CEDAR FALLS — When a venue hosts a public performing arts event, or performers step on stage to play their roles, they are opening themselves up to a critic’s slings and arrows, as well as praise.
This season, the Gallagher Bluedorn Performing Arts Center invited participants in the Waterloo Writing Project to review shows on the 2017-2018 Artist Series.
“We want to encourage young writers who don’t get many opportunities to experience the performing arts live. It’s also a great way to have some really enlightening and entertaining reviews of our shows,” says Blake Argotsinger, GBPAC associate marketing manager.
Students are accompanied by a volunteer and generally have full access to get a real picture of the live event. “We’ve sent them backstage for meet-and-greets, sat them in the Gold Zone and in the last row of the gallery. They come for pre-show events and watch the performances from start to finish,” he explains.
Some students have been granted interviews, but not everything goes according to plan, Argotsinger says. Tyler King was prepared with her notebook when she and her volunteer were invited backstage to meet REO Speedwagon, but she never got a chance to ask questions. Band member Kevin Cronin said, “We aren’t gonna do your homework for you girls! It’s a rock concert!”
King, a ninth-grader at East High School, gave the show a positive review: “It was a great time. … I thought they did an amazing job, and the entire experience was really fun. I’m glad this was my first concert, and if I had the chance to watch them live again, I would,” she wrote on the project’s blog.
Some students bring their parents to the show, as well. “For us, it’s a way to connect with the community, showcase what we’re doing at the Gallagher Bluedorn and get new patrons through the door,” Argotsinger explains.
The Waterloo Writing Project began in 2015 with the goal of supporting creative students from kindergarten through grade 12. Students from Waterloo and surrounding areas meet from 4 to 6 p.m. Sundays to collaborate and grow as writers and communicators.
Alyssa Bruecken, co-founder and director of the Waterloo Writing Project, says the collaboration with the performing arts center “has been a truly great experience for WWP students. We feel even more a part of the community as writers.”

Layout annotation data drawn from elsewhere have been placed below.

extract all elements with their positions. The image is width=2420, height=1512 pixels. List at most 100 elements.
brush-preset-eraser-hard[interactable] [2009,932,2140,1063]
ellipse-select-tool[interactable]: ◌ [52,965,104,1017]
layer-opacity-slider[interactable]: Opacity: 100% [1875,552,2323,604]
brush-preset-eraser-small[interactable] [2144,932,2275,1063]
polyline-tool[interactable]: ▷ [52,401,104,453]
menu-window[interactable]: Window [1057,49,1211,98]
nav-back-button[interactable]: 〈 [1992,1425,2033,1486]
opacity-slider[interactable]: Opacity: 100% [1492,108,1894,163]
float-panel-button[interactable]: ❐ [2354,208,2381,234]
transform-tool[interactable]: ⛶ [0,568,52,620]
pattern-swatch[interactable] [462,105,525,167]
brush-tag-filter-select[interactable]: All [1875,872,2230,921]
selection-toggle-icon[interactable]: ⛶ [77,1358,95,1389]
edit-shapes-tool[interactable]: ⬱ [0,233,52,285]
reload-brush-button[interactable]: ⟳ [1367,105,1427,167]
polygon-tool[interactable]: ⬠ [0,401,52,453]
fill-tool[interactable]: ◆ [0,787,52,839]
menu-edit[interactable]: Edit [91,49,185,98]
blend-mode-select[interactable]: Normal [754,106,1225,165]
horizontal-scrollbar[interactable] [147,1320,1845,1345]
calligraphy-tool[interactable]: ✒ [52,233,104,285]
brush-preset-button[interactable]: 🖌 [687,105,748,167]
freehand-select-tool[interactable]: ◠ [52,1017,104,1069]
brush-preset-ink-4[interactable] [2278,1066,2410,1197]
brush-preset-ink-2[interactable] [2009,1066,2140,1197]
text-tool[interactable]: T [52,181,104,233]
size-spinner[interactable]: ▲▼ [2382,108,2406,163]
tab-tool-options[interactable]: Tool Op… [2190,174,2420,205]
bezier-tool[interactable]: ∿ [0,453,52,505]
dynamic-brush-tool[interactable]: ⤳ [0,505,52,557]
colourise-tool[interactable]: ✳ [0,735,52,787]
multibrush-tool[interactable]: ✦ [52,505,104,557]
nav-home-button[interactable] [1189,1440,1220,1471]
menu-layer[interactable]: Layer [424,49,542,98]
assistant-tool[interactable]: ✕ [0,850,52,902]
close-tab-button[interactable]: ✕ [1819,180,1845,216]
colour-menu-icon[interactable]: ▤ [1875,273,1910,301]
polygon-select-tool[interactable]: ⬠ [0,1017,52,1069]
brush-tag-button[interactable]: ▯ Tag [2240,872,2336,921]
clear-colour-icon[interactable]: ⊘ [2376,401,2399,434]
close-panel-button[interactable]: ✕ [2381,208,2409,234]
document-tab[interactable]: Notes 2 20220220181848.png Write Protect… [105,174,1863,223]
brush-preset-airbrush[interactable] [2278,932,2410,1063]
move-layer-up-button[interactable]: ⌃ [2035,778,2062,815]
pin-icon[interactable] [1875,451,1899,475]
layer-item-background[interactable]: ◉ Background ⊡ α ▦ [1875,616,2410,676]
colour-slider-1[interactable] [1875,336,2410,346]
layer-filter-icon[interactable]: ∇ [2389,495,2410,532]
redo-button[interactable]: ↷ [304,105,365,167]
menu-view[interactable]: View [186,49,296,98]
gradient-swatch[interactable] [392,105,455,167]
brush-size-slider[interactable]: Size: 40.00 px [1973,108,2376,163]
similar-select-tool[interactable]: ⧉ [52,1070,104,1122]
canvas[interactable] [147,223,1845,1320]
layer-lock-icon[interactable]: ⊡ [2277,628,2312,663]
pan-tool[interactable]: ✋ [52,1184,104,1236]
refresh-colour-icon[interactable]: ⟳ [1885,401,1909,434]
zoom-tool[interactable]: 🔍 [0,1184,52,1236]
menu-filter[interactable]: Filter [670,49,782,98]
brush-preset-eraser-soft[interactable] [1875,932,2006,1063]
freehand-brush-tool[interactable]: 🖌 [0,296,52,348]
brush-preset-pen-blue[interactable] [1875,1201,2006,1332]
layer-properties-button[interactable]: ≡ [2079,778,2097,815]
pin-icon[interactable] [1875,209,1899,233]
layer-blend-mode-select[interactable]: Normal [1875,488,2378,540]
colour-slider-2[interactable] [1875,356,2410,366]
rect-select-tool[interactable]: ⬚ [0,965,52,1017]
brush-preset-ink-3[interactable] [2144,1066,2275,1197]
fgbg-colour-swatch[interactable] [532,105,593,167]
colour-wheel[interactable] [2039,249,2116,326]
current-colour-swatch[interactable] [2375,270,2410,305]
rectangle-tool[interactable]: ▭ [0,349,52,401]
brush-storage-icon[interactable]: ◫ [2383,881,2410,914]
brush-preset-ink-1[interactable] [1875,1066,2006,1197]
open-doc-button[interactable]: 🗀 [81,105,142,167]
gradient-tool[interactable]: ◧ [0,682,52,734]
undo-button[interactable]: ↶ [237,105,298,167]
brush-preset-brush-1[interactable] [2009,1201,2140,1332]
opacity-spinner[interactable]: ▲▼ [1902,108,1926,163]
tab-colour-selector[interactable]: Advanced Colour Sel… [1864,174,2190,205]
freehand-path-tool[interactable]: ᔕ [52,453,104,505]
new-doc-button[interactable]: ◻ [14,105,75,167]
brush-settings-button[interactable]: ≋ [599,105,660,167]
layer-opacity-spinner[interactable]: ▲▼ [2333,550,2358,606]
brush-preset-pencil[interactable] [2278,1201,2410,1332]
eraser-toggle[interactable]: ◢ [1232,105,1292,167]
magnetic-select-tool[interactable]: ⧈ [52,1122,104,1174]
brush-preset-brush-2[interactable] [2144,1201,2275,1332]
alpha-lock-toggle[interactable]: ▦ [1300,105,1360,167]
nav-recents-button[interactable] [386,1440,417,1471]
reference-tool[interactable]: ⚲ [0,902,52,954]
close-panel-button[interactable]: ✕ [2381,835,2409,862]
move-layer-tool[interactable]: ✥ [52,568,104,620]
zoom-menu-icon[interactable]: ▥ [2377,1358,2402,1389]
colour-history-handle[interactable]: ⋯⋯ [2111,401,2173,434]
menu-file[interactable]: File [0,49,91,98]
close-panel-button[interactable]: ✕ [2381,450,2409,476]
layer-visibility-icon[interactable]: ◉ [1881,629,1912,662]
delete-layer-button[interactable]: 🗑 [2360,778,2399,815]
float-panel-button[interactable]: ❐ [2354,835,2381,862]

The mission, she says, is to provide a space for student voices where they “can put their work out there and receive feedback, which is especially important in building confidence in their writing and communications skills. Collaborating with the Gallagher Bluedorn also gives them an opportunity to witness another art form.”
Other collaborations are taking place with an artists’ group called Eyeodine, and Waterloo’s Youth Arts Team.
Volunteers provide a sounding board for students to share their writing, as well as provide encouragement.
Students have reviewed five shows to date this season. “The reviews have been wonderful. They are authentic and showcase the experience from a different viewpoint than we’re used to,” says Argotsinger.
Alex Sanguino, a George Washington Carver Academy sixth-grader who attended a classical concert by the Academy of St. Martin in the Fields Ensemble, wrote a stream-of-consciousness review: “The beginning song made me feel like I was in a void of darkness, then I am taken to a land full of nothing but joy and happiness. The next song made me feel as if I were a thief and was about to steal something and I was caught and had to serve time …’”
Young reviewers aren’t afraid to call out the GBPAC, either, on such topics as discrepancies in show programs, concessions and a credit card machine that was on the fritz.